Barnett has also mentored social workers over the years as a field instructor. She was chosen to serve on the faculty advisory board for the UCLA School of Public Affairs and was a key organizer of the Troubled Youth in Troubled Times conference hosted by the University of Southern California, which focused on challenging issues and work in the youth development field.
Barnett has been honored by the Los Angeles Commission for Children, Youth and Families with the Angels Over L.A. award and by the City Council of Los Angeles with a Certificate of Tribute for outstanding citizenship and activities enhancing community betterment.
Public Citizen of the Year
Eric Alva is a retired U.S. Marine staff sergeant who has been striving to improve the lives of gay and lesbian citizens who serve in the Armed Forces. Alva made a major commitment when he decided to join in the effort to repeal the U.S. military’s “don’t ask, don’t tell” policy, which prohibits gay or bisexual servicemembers from disclosing his or her sexual orientation or from speaking about any homosexual relationships. While serving on the first day of Operation Iraqi Freedom in 2003, Alva lost his right leg above the knee, part of his index finder and experienced severe damage to his left leg and arm after stepping on a land mine. During his rehabilitation, he decided to spend the rest of his life as an advocate and counselor for the disadvantaged and disenfranchised, according to nominating materials.
Although Alva was considered a hero to many Americans, if the military had known that he was gay, he would have been discharged under the current policy, said Joe Solomonese, president of the Human Rights Campaign (HRC).
Following his recovery, Alva agreed to publicly disclose his sexuality and donate his time promoting the repeal of “don’t ask, don’t tell,” including testifying on Capitol Hill. Alva earned a bachelor’s degree in social work and is studying for his MSW, according to HRC.
Public Official of the Year
Laura Chick, controller for the city of Los Angeles, has led a massive effort to uncover dysfunctional programs and potential fraud in city government.

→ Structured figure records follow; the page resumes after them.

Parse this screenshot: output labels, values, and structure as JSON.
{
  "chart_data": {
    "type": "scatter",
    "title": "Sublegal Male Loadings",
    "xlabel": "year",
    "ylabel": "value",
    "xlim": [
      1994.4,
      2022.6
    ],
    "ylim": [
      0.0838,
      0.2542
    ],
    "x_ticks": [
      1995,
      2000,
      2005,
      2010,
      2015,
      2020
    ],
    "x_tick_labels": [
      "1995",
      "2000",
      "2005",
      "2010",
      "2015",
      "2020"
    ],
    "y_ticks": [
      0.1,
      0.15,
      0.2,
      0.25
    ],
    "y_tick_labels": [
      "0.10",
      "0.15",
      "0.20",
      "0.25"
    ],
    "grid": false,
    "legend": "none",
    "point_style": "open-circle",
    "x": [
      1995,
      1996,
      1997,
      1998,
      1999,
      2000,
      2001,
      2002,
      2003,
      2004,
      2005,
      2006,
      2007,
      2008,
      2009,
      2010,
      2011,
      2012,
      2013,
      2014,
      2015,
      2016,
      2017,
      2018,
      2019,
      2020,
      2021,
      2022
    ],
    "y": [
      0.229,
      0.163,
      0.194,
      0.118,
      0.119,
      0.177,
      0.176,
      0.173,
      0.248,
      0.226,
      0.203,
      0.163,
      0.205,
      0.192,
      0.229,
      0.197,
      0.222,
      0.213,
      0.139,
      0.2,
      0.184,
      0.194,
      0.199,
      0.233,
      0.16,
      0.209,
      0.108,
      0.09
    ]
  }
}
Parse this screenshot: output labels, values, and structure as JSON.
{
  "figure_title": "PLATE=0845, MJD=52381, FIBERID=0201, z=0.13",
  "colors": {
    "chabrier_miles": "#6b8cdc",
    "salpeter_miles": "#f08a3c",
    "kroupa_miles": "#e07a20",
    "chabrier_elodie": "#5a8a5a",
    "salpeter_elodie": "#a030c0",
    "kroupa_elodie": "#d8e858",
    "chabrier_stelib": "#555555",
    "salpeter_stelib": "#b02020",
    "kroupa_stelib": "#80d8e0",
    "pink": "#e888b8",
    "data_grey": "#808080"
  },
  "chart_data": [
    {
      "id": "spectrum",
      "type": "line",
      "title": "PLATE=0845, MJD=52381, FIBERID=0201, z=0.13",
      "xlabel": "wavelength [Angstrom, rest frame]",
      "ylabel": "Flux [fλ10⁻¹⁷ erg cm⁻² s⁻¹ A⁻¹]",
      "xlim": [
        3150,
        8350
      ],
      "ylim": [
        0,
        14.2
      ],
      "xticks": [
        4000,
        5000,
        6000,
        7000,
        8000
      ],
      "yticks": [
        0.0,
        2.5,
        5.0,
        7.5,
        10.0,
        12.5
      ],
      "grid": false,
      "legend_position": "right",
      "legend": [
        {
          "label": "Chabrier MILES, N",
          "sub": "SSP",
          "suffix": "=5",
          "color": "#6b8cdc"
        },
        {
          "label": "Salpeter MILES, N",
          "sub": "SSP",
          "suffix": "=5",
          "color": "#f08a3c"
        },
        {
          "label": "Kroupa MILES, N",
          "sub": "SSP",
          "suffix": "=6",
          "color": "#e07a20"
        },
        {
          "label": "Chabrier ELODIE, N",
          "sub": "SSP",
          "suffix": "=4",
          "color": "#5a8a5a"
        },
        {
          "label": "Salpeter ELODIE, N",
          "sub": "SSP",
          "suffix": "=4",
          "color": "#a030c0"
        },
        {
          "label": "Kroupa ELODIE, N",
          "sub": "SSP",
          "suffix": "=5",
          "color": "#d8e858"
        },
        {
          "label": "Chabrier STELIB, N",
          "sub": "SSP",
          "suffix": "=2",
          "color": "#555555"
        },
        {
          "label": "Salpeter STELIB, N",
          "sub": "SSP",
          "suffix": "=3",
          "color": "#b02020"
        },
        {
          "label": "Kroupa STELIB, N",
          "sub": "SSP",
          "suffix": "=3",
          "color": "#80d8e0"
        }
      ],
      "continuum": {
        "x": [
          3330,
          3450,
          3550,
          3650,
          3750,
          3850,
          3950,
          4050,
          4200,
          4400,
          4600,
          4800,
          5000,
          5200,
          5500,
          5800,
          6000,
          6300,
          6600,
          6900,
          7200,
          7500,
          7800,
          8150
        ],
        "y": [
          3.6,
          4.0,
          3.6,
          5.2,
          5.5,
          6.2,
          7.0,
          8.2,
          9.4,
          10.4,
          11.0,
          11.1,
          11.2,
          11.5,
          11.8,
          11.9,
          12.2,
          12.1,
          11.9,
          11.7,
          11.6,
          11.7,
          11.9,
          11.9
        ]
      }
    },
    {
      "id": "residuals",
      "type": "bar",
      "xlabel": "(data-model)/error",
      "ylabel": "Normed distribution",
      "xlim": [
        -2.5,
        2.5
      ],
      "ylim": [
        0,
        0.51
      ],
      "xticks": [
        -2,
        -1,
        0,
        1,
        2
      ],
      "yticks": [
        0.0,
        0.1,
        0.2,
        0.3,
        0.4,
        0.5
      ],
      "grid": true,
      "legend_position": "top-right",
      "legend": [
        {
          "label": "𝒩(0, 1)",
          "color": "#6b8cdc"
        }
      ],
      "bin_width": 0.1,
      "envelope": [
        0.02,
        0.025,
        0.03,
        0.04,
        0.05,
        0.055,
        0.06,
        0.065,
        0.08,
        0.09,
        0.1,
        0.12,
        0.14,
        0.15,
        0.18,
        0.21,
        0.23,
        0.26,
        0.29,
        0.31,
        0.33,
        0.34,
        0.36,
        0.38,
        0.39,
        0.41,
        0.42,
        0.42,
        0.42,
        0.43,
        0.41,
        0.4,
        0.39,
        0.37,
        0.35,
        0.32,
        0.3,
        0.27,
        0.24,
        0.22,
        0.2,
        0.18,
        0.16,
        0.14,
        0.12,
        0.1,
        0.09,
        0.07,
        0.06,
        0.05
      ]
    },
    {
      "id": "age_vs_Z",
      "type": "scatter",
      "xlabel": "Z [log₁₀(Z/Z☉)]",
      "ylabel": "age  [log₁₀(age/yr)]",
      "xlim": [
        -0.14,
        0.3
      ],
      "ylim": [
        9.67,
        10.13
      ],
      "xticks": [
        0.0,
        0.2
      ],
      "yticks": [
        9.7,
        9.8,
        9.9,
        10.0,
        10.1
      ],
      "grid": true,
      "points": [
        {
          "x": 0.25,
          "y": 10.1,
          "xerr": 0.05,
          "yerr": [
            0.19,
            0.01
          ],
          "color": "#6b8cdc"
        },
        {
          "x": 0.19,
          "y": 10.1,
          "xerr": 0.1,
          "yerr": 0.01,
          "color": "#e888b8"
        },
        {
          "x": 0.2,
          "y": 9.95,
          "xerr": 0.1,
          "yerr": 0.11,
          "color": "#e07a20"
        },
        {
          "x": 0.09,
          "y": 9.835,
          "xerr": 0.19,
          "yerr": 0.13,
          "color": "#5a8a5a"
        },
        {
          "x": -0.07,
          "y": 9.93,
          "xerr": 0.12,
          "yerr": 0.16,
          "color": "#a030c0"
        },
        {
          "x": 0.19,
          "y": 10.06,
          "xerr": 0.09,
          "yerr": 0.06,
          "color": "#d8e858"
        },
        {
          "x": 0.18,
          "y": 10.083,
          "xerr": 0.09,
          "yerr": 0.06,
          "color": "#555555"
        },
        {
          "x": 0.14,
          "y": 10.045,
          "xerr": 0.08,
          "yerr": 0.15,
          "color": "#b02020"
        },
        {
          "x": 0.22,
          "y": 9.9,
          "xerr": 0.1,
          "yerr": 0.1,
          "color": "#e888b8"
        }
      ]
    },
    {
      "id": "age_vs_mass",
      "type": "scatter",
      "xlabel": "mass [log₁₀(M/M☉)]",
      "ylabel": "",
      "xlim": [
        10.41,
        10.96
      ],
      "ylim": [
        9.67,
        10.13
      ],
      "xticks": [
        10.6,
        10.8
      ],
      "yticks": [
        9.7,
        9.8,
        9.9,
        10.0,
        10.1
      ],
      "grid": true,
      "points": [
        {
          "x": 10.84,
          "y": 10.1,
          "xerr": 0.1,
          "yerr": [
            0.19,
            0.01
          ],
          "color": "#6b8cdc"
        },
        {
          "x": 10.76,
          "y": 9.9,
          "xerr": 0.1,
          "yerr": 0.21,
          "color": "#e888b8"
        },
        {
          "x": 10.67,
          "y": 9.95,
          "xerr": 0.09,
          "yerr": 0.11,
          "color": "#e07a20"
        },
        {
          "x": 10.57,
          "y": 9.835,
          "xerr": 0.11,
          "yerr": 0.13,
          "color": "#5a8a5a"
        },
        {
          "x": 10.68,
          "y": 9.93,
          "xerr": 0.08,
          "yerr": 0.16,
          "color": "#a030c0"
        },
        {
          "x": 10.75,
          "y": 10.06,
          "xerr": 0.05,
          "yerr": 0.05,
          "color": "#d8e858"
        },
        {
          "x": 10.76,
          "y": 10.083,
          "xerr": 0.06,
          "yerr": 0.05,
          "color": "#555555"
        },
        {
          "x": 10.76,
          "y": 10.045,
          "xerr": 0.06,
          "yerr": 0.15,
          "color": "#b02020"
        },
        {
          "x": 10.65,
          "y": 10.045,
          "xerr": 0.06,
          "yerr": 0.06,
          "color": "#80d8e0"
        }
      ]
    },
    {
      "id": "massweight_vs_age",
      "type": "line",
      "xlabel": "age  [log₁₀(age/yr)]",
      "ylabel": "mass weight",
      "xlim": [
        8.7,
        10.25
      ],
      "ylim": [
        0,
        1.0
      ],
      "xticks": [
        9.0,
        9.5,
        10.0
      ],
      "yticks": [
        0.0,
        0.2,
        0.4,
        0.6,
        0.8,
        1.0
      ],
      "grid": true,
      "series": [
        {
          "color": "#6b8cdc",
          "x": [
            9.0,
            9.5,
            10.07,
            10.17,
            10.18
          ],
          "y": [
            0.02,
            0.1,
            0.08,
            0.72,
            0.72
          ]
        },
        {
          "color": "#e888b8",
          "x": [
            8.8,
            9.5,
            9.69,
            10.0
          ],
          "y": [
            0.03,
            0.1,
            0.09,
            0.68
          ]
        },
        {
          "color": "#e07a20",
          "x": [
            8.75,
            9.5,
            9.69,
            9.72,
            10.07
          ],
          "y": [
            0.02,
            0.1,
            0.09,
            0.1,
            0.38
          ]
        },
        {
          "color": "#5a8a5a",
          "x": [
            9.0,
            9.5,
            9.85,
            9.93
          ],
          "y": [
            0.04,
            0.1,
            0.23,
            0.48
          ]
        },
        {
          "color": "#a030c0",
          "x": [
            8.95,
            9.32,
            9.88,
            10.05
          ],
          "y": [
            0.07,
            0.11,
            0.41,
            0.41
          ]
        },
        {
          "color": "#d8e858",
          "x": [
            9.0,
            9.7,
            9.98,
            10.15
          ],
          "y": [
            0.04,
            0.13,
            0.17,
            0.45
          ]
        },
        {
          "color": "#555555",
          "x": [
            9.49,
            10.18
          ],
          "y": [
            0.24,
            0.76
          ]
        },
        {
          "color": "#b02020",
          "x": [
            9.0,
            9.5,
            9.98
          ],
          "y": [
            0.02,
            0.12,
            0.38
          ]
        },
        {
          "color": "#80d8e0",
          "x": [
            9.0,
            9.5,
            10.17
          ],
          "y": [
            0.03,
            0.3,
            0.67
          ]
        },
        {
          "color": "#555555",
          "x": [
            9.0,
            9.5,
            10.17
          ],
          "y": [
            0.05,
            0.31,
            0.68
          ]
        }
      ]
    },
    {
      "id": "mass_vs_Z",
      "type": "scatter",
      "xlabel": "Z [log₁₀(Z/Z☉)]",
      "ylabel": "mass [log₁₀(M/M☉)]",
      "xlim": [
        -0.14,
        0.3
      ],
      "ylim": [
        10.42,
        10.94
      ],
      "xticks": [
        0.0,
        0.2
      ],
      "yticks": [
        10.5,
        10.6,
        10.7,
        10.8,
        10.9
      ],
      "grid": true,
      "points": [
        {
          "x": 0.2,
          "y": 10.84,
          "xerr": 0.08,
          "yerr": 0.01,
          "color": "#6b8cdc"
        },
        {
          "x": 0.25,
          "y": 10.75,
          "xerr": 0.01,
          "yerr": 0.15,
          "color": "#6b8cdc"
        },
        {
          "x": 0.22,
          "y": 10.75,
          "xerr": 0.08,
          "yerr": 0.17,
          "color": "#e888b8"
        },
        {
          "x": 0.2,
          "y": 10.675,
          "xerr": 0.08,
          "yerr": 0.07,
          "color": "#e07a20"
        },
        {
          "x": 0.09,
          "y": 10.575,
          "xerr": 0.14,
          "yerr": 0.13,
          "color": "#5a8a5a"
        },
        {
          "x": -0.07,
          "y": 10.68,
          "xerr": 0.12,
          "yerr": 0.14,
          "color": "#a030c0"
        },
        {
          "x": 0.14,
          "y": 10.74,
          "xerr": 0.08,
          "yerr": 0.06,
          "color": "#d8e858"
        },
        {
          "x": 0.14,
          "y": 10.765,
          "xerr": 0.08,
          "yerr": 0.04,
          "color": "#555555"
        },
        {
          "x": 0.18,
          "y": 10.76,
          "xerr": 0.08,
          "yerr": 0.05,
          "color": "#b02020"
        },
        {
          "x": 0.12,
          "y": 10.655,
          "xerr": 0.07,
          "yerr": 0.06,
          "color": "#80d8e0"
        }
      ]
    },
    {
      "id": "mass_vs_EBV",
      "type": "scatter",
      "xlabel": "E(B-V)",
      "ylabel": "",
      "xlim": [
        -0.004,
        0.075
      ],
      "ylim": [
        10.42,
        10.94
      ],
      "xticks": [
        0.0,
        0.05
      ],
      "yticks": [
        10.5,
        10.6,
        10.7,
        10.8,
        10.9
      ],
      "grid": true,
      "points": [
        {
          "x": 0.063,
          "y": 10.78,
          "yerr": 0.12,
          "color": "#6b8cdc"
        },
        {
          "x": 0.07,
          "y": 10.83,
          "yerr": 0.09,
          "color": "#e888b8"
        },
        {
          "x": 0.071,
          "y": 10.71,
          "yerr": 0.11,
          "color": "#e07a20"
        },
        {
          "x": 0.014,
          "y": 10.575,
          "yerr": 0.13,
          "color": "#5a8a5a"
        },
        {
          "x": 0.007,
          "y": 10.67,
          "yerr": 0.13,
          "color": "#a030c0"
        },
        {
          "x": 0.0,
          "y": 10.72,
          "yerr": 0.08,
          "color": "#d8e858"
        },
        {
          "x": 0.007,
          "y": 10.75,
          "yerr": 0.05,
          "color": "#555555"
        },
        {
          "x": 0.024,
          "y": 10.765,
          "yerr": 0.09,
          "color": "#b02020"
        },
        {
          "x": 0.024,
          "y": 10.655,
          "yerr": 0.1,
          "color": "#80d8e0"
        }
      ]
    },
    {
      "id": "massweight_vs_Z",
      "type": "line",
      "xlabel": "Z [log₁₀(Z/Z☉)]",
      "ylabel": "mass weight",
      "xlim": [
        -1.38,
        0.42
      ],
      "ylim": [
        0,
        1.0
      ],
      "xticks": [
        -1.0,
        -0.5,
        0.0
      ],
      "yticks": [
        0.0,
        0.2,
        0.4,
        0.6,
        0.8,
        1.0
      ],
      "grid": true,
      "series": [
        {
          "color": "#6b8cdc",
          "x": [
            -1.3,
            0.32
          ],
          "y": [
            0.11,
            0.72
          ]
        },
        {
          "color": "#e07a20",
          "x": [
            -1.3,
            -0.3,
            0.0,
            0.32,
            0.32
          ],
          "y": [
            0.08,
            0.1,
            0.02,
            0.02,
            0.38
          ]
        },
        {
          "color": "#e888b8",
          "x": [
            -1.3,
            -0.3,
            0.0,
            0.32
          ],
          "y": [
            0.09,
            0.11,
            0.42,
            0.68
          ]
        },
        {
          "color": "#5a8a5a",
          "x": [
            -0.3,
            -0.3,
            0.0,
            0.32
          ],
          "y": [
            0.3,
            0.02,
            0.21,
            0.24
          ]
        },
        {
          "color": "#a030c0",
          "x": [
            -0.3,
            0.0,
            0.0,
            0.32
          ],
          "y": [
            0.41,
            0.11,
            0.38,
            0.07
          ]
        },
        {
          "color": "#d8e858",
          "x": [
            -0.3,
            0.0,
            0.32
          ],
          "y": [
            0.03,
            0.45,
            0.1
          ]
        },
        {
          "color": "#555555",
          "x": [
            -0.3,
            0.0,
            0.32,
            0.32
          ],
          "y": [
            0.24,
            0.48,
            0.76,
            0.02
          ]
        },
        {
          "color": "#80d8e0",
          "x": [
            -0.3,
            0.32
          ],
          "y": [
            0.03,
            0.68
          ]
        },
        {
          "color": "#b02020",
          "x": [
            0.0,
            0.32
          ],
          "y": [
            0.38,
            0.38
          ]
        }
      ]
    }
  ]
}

An institution that conducts itself openly and honestly is vital to obtain the trust of those it represents, said Adine Forman, director of Government Affairs and Special Projects of Jewish Vocational Services, a community-based organization created to serve adults and youth in its community who are in need of employment and training assistance. Forman said Chick is a worthy example of how critical it is for social workers to play an important role in government.
In nomination materials, social worker Janice McCall said Chick maintains a steadfast commitment to mentorship and leadership, particularly for young professional women. UCLA Associate Professor Alfreda Iglehart said Chick reached out to the UCLA Department of Social Welfare by expressing an active interest in working with social work students.
“She was clearly committed to nurturing future social workers and involving them in public policy,” Iglehart said. Fernando Torres-Gil, acting dean and professor of Social Welfare and Public Policy at UCLA, said Chick has “used her social work training and her values and principles in bringing a new legacy of transparency and honesty to city government.”
NASW national awards recipients will be honored locally.